La fuente de la desconfianza es el clima
Lo estremecedor de los desastres ecológicos es que no acaban de dar la cara; es decir, que son “catástrofes sin acontecimiento”
hora ya no hay vuelta atrás, la fuente de todos los temores es y será el cambio climático. Un aperitivo narrativo nos lo encontramos en la quizá mejor novela distópica aparecida en los últimos años, The Wall (2019), el muro, de John Lanchester, donde se nos describe una Gran Bretaña fortificada detrás de un inmenso muro de hormigón. Con las playas desaparecidas, el muro se mimetiza con toda la línea de costa y cumple la misión de evitar que entren “los Otros”, quienes vagan desesperados por el mar huyendo de las consecuencias de una catástrofe ecológica que recibe el nombre de “El Cambio”. No se nos dice qué lo ha provocado, pero sí que quienes por su modo de vida lo facilitaron —la generación de los mayores— viven protegidos gracias al sacrificio de los jóvenes, obligados a varios años de durísimo servicio de vigilancia sobre las gélidas defensas. Y bajo el riesgo de ser abandonados en el mar si alguno de los Otros consigue entrar por la zona que tenían asignado controlar. Es una espléndida alegoría de cómo el núcleo ético que subyace al cambio climático es la justicia intergeneracional. Y se alimenta de miedos bien presentes ya en nuestros días, como la potencial invasión de refugiados climáticos y la subida del nivel de los océanos.
En toda ella el frío está omnipresente, en curioso contraste con lo que supuestamente lo ha provocado, el calentamiento global. En eso y en su visión posapocalíptica se parece a La carretera (2006), de Cormac McCarthy, que ya es un clásico de esta literatura. Aquí tampoco se especifica cuál es exactamente la causa de la devastación de casi toda la vida natural y humana que contemplan un hombre y su hijo en su épico recorrido hasta el mar. Todo parece indicar que pudo haber sido un conflicto nuclear, aunque lo importante es la conclusión: el potencial aniquilador del hombre y cómo, privados de los frutos de la naturaleza, se vuelve contra sí mismo y se ve obligado a recurrir al canibalismo; una verdadera situación hobbesiana, el hombre como lobo para el hombre. Curioso, se vuelve al “estado de naturaleza” cuando ya no hay naturaleza.

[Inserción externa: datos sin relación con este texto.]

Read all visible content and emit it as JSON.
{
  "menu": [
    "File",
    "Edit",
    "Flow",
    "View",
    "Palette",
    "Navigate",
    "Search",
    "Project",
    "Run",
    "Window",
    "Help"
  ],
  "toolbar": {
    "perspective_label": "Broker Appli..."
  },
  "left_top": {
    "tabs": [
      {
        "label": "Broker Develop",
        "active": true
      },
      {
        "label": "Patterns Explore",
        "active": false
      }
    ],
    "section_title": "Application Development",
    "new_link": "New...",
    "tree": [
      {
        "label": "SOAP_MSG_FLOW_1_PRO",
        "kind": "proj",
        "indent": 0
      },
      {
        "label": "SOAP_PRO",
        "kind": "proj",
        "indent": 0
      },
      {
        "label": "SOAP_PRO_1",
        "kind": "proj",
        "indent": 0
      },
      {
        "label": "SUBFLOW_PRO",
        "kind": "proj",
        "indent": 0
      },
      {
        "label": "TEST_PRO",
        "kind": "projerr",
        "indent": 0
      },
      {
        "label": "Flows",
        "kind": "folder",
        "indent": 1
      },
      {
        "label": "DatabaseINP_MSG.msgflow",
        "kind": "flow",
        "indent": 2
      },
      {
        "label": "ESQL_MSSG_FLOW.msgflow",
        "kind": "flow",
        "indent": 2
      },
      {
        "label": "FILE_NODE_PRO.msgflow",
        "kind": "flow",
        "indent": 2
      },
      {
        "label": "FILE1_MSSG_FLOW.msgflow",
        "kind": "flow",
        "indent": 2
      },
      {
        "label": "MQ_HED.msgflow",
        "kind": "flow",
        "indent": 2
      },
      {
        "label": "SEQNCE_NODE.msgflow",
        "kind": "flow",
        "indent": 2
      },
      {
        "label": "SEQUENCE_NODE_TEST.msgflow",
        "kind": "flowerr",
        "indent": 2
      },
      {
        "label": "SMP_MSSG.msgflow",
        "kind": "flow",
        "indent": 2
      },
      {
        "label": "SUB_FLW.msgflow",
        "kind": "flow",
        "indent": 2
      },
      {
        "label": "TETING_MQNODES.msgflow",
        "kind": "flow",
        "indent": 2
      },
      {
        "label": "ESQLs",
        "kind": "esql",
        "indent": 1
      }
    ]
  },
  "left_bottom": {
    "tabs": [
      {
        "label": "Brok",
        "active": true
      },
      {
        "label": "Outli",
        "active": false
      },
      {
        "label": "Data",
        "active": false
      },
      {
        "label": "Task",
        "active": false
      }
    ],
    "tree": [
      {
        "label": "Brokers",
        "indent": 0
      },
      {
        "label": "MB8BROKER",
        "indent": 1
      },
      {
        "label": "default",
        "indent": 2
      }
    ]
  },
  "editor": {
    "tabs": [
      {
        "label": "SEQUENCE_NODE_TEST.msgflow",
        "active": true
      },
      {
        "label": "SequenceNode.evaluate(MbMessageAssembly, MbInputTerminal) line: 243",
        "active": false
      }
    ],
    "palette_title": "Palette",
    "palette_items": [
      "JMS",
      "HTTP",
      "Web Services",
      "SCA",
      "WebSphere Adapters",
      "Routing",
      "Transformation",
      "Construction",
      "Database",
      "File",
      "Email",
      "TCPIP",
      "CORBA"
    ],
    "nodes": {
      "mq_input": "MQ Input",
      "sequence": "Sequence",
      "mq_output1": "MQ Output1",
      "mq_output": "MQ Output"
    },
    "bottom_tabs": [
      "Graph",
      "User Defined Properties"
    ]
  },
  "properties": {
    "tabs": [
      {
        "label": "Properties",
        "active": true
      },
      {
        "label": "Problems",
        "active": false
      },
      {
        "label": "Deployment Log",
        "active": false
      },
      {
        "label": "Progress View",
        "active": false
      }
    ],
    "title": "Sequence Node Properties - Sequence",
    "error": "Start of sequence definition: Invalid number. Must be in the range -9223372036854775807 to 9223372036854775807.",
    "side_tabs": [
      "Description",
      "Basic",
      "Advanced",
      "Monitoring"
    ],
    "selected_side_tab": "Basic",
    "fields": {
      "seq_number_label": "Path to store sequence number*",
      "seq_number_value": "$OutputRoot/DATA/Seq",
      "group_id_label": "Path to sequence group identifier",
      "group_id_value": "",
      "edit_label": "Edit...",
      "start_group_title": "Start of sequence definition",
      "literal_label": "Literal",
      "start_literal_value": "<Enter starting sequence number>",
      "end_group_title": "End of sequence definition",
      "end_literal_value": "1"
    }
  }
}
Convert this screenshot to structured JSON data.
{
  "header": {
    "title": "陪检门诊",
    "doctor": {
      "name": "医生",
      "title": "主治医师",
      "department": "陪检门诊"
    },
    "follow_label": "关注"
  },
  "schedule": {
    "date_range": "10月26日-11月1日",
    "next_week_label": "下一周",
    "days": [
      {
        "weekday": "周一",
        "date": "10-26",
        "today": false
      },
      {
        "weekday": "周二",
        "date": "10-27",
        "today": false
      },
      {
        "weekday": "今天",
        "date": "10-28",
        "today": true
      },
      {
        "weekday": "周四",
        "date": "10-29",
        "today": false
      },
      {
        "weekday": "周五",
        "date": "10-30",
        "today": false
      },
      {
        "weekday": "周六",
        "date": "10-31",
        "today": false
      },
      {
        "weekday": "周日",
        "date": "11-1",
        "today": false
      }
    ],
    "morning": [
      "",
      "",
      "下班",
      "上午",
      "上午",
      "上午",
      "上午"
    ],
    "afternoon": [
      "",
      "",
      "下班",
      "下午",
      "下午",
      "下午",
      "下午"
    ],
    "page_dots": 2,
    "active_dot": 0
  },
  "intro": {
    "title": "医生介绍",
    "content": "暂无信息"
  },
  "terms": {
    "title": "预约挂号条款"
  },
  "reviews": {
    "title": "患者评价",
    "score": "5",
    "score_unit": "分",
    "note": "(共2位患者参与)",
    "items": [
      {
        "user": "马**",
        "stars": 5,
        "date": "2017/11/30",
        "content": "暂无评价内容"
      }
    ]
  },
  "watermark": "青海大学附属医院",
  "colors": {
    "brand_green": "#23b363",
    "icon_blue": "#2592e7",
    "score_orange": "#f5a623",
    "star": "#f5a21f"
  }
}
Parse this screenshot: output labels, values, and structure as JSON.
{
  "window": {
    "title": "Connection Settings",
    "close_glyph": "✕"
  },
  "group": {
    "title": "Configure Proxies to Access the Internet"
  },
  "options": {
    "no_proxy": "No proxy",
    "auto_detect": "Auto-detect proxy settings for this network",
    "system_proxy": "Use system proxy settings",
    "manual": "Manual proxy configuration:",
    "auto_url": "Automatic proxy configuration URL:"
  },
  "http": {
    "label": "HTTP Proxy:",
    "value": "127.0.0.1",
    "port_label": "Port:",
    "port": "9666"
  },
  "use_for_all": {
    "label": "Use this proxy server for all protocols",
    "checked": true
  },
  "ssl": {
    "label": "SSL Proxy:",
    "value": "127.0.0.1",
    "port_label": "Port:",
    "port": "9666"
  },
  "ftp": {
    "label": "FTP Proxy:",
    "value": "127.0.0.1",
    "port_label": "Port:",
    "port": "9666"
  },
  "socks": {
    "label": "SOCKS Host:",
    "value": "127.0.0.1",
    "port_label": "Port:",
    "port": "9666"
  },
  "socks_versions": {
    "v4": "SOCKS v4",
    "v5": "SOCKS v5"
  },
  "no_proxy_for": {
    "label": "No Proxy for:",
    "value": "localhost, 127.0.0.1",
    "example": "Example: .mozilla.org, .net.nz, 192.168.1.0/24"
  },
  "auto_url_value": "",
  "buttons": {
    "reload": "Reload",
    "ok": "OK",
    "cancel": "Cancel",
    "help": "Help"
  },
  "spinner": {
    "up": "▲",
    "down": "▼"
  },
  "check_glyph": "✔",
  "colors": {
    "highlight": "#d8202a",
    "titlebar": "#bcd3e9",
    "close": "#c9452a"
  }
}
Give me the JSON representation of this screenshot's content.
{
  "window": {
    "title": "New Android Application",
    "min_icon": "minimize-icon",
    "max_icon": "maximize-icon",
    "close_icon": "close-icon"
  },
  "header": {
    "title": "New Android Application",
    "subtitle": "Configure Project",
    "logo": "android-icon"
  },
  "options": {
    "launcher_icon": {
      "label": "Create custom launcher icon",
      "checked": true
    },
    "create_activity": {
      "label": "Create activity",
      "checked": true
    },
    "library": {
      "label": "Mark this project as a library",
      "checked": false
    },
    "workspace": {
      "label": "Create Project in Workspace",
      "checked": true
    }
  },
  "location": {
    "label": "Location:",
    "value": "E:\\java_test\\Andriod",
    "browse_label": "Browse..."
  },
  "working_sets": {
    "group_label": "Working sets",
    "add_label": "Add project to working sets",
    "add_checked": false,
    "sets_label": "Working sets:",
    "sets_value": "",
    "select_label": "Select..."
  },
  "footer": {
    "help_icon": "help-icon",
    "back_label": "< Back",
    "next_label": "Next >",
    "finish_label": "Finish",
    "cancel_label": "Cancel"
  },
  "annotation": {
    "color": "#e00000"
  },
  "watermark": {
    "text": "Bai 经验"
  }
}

Por muy sobrecogedoras que sean estas muestras literarias, a mi juicio se quedan en la situación ex post, después de la catástrofe, cuando lo que de verdad nos interesa es la definición del proceso hacia ella. Esa es la narración que nos falta, porque lo estremecedor de los desastres ecológicos es que no acaban de dar la cara; es decir, que son “catástrofes sin acontecimiento”. Contrariamente al impacto de un meteorito, un estallido nuclear o erupciones volcánicas masivas, la devastación ecológica, por mucho que sea ya bien perceptible, no puede reconducirse a un suceso específico. ¿Alguien sabe, por ejemplo, cuál vaya a ser el efecto a largo plazo de los microplásticos? Sólo sabemos que en algún lugar del tiempo habrá un punto de inflexión a partir del cual ya no hay retorno. En esto seguro que los científicos nos ayudarán más que los novelistas o guionistas. Y los políticos, si es que los impulsamos a evitarlo.